0、关键词
Classroom, Sensing, Teacher, Instructor, Pedagogy, Computer Vision, Audio, Speech Detection, Machine Learning
1、链接
该论文来自卡内基梅隆大学(CMU)的人机交互(Human-Computer Interaction Institute)研究团队,主要工作由一作博士生Karan Ahuja完成,其个人官网上有其它相关类似工作。
论文链接:https://dl.acm.org/doi/abs/10.1145/3351229
论文/系统主页:https://theedusense.io/ or https://www.edusense.io/
论文代码:https://github.com/edusense/edusense or https://github.com/edusense/ClassroomDigitialTwins
自制公开思维导图:https://www.processon.com/mindmap/602fa53ce401fd48f2ae17e6
论文提出的EduSense代表了第一个实时、现场评估和实际部署的大规模教室感知系统,该系统产生了大量与有效教学相关的、理论上有动机的视觉和音频功能。(EduSense represents the first real-time, in-the-wild evaluated and practically-deployable classroom sensing system at scale that produces a plethora of theoretically-motivated visual and audio features correlated with effective instruction.)编者注:实际上,我们实验室早在2016年就开展了类似的工作,但技术路线并不相同,可惜未能发表类似的系统性文章。
Top row: Example classroom scenes processed by EduSense. Bottom row: Featurized data, including body and face keypoints, with icons for hand raise, upper body pose, smile, mouth open, and sit/stand classification.
2、主要内容概述
※ Abstract
1) High-quality opportunities for professional development of university teachers need classroom data.
2) Currently, there is no effective mechanism to give personalized formative feedback except manually.

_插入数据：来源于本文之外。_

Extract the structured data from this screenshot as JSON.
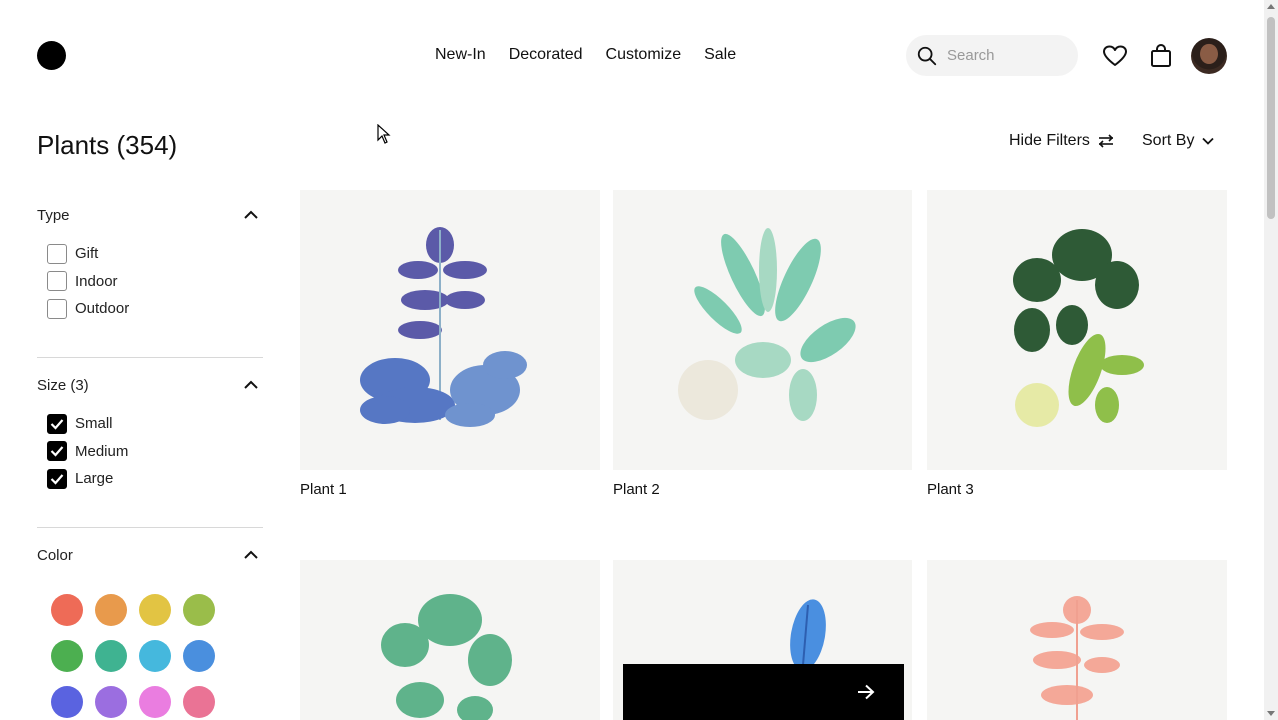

3) This paper shows a culmination of two years of research: EduSense (with visual and audio features)
4) EduSense is the first to unify previous isolative features into a cohesive, real-time, and practically-deployable system
※ Introduction
> 增加学生在课程中的投入度和参与度(engagement and participation)被证明可以有效提升学习产出;
> 与K-12的教师相比,大学教师一般仅仅是领域专家(domain experts),而不擅长如何教学生
> 正常且规律的教学反馈对教师提升教学技能很重要,想要习得教育学技巧(pedagogical skill)并不容易
> acquiring regular, accurate data on teaching practice is currently not scalable
> 当今的教学反馈数据严重依赖专业人士的观察(professional human observers),而这是非常昂贵的
Tabel-1. Features in EduSense
> EduSense captures a wide variety of classroom facets shown to be actionable in the learning science literature, at a scale and temporal fidelity many orders of magnitude beyond what a traditional human observer in a classroom can achieve.
> EduSense captures both audio and video streams using low-cost commodity hardware that views both the instructor and students
> Detection: hand raises, body pose, body accelerometry, and speech acts. Tabel-1 is the detail.
> EduSense是首个将之前所有众多单个教学场景特征融合在一起的系统
> EduSense力求做到两件事:
1)为教学者提供教育学相关的教室上课场景数据供其练习成长
2)成为一个可拓展的开放平台
※ Related Systems
> There is an extensive learning science literature on methods to improve instruction through training and feedback. [15] [26] [27] [32] [37] [38] [77] [78] (PS:枚举的好像全是CMU出产的文章)
2.1 Instrumented Classrooms (仪器教室)
> 使用一些传感器(如pressure sensors [2][58])收集课堂中学生的数据,或者使用仪器测量教室的物理结构。
● adding computing to the tabletop (e.g., buttons, touchscreens, etc.) or with response systems like "clickers" [1][12][20][21][68]
● low-cost printed responses using color markers [25], QR Codes [17] or ARTags [57]
> 使用可穿戴设备直接搜集精确的关于学生或教师的信号
● Affectiva’s wrist-worn Q sensor [62] senses the wearer’s skin conductance, temperature and motion (via accelerometers)
● EngageMeter [32] used electroencephalography headsets to detect shifts in student engagement, alertness, and workload
● Instrument just the teacher, with e.g., microphones [19].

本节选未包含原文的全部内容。